La inhabitable cárcel de mujeres ya es parte del pasado

Ayer trasladaron a más de cuarenta reclusas desde este lúgubre lugar en Puerto Norte hacia la flamante alcaidía de 27 de Febrero al 7800

Jueves 01 de Febrero de 2018

En un operativo que duró poco más de dos horas, ayer trasladaron a las 46 reclusas desde la ahora ex Unidad Penitenciaria Nº 5 hacia la nueva alcaidía regional, en 27 de Febrero al 7800. Además de las mujeres, se trasladó a nueve niños con sus respectivas madres.

Justamente, las reclusas que se alojaban junto a sus hijos en el edificio de Thedy al 300 fueron las primeras en ser trasladadas hacia la nueva alcaidía. Más tarde, cerca de las 14, se completó el movimiento con el resto de las detenidas.

Por dentro se vio las pésimas condiciones de reclusión en las que vivían. Situaciones que, en muchas ocasiones, se denunciaron desde variados organismos de derechos humanos.

El inhabitable lugar de detención en el que estuvieron hasta ayer tiene una escalera por la que se baja desde el comedor hacia las celdas en las que se alojaban a las reclusas con hijos.

Es estrecha, húmeda y de escalones ennegrecidos. En el camino, séptimo y octavo escalón de arriba para abajo, un resto de toalla femenina. En el resto de la escalera, algunas colillas de cigarrillos.

En ese recinto quedaron algunos vestigios. Como un par de zapatillas para chicos, tela animal print, sobre un banco de plástico en el medio de las idas y venidas de los encargados de sacar las camas, armarios y colchones.

Otros elementos que muestran el paso de los chicos por la ex unidad carcelaria son algunos pinos de los pequeños juegos de bowling para niños y una muñeca que reposa sobre la parrilla de la cama de una de las celdas.

Los cubículos destinados a que se alojen reclusas con hijos contaban con camas y cuchetas pegadas a las paredes. La mayoría de ellas, cubiertas de humedad.

El techo del recinto se encuentra picado al igual que algunas de las paredes de los mismos cubículos.

En esas mismas paredes también se pueden divisar algunos cables, además de pintadas alusivas a amores que esperan fuera de la unidad, dibujos de los más pequeños, escudos de Newell's y Central.

Mensajes

Amores, equipos de fútbol, advertencias a otras reclusas, letras de canciones y hasta una foto de Rodrigo Bueno son algunos de los cientos de escritos e imágenes que dan vueltas por las paredes de concreto y de los armarios del ex penal de mujeres.

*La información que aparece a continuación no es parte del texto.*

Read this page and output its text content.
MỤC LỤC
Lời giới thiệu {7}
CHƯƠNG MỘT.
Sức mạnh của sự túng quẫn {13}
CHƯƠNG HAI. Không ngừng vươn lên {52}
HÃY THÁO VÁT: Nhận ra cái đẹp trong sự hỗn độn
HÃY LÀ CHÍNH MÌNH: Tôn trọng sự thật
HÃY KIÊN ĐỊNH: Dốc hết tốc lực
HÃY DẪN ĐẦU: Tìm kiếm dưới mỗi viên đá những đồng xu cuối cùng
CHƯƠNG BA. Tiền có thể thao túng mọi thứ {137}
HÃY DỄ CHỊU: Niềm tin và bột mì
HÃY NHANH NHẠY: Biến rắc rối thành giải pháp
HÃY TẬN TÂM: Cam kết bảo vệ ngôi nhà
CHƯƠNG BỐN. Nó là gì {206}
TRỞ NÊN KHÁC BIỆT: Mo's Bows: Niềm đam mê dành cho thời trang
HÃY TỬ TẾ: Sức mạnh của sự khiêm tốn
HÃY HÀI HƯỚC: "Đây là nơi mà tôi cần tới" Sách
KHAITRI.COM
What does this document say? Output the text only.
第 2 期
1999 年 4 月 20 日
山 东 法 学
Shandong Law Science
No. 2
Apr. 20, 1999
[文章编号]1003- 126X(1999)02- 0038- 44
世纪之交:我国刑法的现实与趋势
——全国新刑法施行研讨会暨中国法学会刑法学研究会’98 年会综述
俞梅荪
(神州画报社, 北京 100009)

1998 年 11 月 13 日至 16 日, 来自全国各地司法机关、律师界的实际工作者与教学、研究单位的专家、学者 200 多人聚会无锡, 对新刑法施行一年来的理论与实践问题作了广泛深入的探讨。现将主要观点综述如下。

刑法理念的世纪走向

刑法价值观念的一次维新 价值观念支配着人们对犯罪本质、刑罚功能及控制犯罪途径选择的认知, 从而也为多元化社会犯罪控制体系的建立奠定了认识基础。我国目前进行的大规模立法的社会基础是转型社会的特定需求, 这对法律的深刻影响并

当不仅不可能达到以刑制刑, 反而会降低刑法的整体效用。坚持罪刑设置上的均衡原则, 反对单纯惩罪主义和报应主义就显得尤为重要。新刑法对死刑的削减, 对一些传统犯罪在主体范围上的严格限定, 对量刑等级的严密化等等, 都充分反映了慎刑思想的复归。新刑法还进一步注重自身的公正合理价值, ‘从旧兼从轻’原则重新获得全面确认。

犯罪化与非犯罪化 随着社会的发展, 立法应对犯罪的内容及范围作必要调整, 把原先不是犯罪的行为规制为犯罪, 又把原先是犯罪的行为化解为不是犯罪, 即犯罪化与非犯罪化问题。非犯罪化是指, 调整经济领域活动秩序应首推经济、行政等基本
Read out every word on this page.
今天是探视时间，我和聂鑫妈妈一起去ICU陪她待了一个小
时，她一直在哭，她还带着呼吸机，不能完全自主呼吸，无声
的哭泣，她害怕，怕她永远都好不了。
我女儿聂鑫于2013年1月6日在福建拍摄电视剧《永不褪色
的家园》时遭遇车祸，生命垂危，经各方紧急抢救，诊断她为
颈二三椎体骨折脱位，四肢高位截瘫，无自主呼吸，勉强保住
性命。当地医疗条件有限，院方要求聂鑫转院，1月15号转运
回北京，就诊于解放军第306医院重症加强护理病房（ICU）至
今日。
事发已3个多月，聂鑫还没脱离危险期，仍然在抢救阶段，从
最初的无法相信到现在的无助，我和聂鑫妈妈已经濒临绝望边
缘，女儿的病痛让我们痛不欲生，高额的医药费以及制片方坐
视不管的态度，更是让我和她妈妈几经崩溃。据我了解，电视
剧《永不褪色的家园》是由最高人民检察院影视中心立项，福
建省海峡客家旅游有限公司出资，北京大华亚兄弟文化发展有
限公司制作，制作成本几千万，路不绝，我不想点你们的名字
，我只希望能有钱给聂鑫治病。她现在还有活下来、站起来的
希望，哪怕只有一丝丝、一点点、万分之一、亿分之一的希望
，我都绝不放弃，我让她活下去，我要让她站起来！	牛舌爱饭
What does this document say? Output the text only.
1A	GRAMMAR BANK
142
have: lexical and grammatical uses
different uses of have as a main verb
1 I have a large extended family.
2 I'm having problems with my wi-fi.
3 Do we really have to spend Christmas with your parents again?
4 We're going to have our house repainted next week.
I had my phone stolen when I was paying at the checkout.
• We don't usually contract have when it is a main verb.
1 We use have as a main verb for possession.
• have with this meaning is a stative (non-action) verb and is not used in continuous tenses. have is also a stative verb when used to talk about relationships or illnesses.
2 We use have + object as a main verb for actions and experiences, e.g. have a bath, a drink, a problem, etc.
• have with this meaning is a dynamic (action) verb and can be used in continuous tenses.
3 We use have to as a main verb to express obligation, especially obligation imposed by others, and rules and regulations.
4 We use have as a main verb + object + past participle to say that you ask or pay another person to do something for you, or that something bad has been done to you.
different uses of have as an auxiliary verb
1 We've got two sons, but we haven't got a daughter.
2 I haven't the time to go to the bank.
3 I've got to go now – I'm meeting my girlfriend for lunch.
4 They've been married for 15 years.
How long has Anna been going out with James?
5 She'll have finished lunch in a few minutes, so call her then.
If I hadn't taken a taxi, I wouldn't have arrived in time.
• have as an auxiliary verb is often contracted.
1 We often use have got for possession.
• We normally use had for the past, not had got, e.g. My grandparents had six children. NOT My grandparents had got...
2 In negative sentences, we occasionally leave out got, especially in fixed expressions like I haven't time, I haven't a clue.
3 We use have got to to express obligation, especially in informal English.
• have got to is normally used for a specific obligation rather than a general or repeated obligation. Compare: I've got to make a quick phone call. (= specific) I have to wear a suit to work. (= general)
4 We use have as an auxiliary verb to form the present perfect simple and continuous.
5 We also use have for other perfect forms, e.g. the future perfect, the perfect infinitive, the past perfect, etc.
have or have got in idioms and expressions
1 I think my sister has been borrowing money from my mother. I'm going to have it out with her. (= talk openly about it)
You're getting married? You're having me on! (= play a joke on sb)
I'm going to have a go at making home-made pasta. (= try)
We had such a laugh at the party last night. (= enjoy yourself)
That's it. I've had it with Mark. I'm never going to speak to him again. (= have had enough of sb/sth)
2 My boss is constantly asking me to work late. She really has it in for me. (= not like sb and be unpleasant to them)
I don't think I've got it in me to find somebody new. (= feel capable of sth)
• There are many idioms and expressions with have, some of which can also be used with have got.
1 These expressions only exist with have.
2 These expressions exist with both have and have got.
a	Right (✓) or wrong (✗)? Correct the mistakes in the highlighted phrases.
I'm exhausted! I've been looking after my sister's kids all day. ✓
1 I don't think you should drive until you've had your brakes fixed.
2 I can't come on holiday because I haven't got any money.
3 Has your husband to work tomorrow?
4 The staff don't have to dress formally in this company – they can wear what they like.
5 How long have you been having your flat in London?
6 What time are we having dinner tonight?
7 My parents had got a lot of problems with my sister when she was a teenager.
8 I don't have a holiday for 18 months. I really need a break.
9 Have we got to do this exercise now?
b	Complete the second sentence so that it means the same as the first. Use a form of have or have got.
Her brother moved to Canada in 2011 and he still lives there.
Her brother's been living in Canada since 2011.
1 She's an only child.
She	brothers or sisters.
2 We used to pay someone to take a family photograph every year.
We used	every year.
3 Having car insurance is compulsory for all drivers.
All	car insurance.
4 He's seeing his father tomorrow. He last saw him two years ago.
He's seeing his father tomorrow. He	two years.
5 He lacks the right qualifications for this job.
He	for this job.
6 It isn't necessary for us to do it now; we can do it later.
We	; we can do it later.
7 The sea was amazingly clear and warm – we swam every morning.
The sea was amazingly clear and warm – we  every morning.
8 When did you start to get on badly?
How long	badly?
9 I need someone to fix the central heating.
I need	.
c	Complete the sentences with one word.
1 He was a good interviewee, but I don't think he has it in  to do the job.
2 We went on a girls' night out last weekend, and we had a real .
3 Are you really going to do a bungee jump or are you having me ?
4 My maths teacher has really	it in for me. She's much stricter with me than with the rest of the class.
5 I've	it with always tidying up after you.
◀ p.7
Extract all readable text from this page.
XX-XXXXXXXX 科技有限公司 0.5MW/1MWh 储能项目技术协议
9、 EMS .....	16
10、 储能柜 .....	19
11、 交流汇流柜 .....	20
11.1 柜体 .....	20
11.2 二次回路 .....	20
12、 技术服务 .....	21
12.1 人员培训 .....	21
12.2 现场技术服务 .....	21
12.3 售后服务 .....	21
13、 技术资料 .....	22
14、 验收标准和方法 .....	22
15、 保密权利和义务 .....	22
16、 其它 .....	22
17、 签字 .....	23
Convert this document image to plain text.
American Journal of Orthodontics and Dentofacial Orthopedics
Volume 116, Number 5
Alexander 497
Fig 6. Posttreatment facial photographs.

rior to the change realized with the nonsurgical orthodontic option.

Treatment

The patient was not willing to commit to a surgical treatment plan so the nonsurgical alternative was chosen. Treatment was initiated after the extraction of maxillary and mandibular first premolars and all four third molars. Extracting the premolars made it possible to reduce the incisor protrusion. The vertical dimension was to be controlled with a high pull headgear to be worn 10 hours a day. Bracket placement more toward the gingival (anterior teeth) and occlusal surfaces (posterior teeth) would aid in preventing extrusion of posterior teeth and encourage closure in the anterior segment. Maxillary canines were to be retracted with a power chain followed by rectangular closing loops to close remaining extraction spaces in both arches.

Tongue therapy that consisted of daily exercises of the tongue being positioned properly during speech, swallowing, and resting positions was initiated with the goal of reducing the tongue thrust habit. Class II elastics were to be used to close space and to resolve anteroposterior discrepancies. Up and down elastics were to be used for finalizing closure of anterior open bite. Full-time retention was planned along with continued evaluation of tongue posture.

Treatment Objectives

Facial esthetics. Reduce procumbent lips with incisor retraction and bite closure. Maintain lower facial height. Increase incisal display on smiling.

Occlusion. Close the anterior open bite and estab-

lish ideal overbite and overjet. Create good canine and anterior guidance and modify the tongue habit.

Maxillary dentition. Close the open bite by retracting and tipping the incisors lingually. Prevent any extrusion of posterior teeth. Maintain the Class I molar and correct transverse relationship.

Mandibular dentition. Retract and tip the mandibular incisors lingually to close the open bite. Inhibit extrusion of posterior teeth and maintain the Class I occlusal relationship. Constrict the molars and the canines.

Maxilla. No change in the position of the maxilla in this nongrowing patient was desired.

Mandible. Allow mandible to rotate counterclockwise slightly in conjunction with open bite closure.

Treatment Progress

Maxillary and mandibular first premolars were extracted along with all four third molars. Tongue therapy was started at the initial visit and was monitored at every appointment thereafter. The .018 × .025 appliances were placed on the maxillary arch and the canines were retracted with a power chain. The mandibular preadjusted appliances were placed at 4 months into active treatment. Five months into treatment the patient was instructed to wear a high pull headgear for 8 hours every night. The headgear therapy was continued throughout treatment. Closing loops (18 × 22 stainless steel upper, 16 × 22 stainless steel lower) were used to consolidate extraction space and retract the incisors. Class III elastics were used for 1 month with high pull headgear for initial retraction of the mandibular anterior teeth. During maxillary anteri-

También hay pedidos de intercesión a Jesús y varias citas bíblicas, junto a más dibujos y garabatos de chicos, repartidas por las paredes de todos los cubículos.

Sobre una salida de emergencia, en una puerta de chapa blanca corroída por el paso del tiempo, se lee: "Sonríe, nuestra libertad está en Cristo Jesús".

En otra de las paredes, en grandes letras negras y en cursiva, se puede leer la leyenda "No hay guerreros sin heridas", al lado de un escudo de Rosario Central.

Inmediatamente enfrente, dentro del mismo cubículo, un escudo de Newell's Old Boys. Y más allá, hacia la izquierda, un dibujo de dos personas hecho, aparentemente, por uno de los hijos de las reclusas junto a las descripciones "Tara" y "Mamá".

Las frases y los escudos se repiten en todo el espacio bajo el inútil esfuerzo de los pequeños ventiladores blancos, prendidos a toda potencia para disipar el sofocón que hay dentro del recinto.

Ahora, las reclusas estarán alojadas en la alcaidía que constituye uno de los dos edificios de 27 de Febrero y Calle 1706.

En abril, cuando se inaugure el segundo edificio (la cárcel de mujeres misma) serán trasladadas allí.